There are countless reasons to visit Yellowstone, including stunning vistas, populous wildlife and hot springs. (There’s also a section of the park that’s been dubbed the “Zone of Death,” but that’s a matter for a different time.) All of which is to say that if you’re heading to Yellowstone, you’re probably doing so for reasons of rest and relaxation — not to find evidence of an unsettling death.
And yet that’s precisely what turned up in one of the park’s hot springs this week. As The Guardian reported, an employee discovered part of a human foot inside a shoe in the ominously-named Abyss Pool.

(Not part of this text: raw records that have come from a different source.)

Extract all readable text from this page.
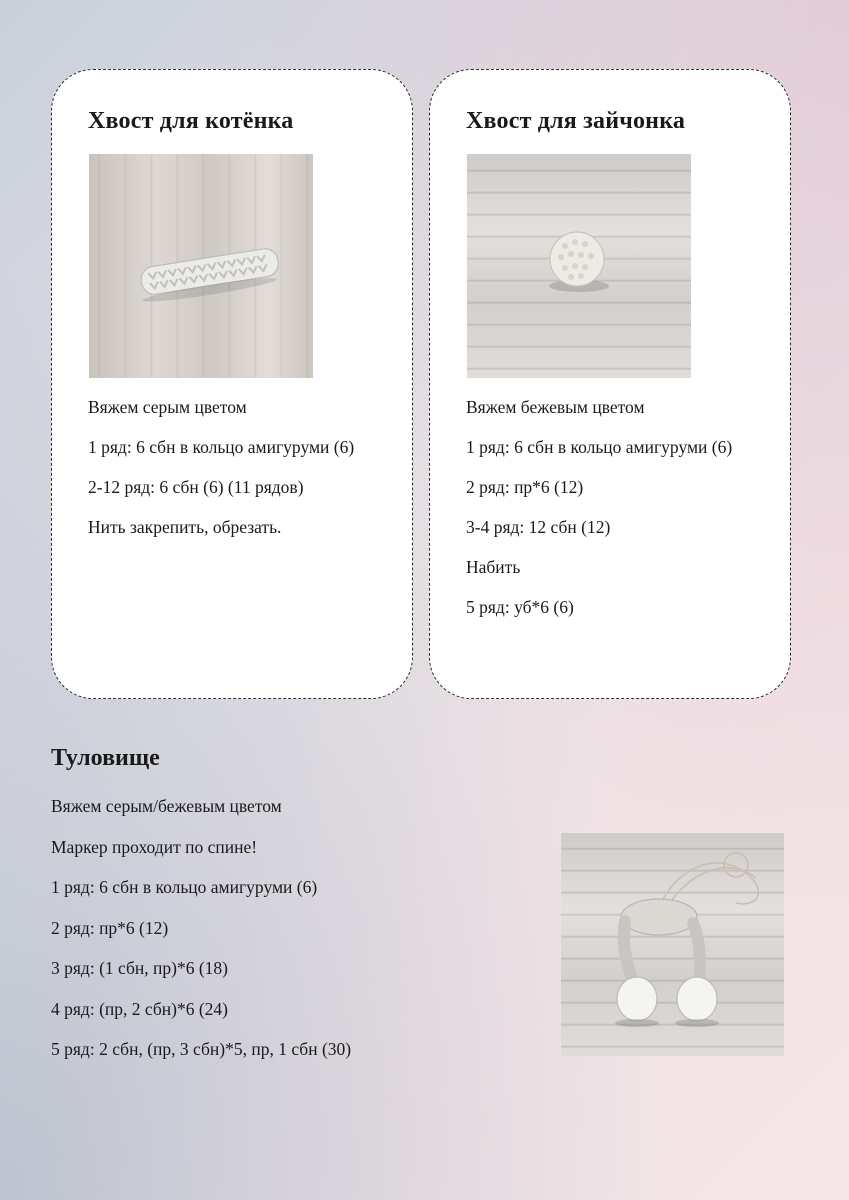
Хвост для котёнка

Вяжем серым цветом

1 ряд: 6 сбн в кольцо амигуруми (6)

2-12 ряд: 6 сбн (6) (11 рядов)

Нить закрепить, обрезать.

Хвост для зайчонка

Вяжем бежевым цветом

1 ряд: 6 сбн в кольцо амигуруми (6)

2 ряд: пр*6 (12)

3-4 ряд: 12 сбн (12)

Набить

5 ряд: уб*6 (6)

Туловище

Вяжем серым/бежевым цветом

Маркер проходит по спине!

1 ряд: 6 сбн в кольцо амигуруми (6)

2 ряд: пр*6 (12)

3 ряд: (1 сбн, пр)*6 (18)

4 ряд: (пр, 2 сбн)*6 (24)

5 ряд: 2 сбн, (пр, 3 сбн)*5, пр, 1 сбн (30)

The foot seems to be connected to a death that took place in the park on July 31.
An update from the National Parks Service provided more information, including the fact that an investigation is currently taking place and that the West Thumb Geyser Basin, where the hot spring is located, was temporarily off-limits to visitors — an understandable decision — but has since re-opened.
The NPS statement alluded to “an incident involving one individual likely occurred on the morning of July 31, 2022, at Abyss Pool.” It went on to state that “the park believes there was no foul play.”
There are clearly some lingering questions here — as is the case pretty much any time part of a human foot turns up floating in a national park — but it’s unclear what the answers to those questions will be. For now, it’s one of the more disquieting dispatches you’re likely to get from a national park in recent memory.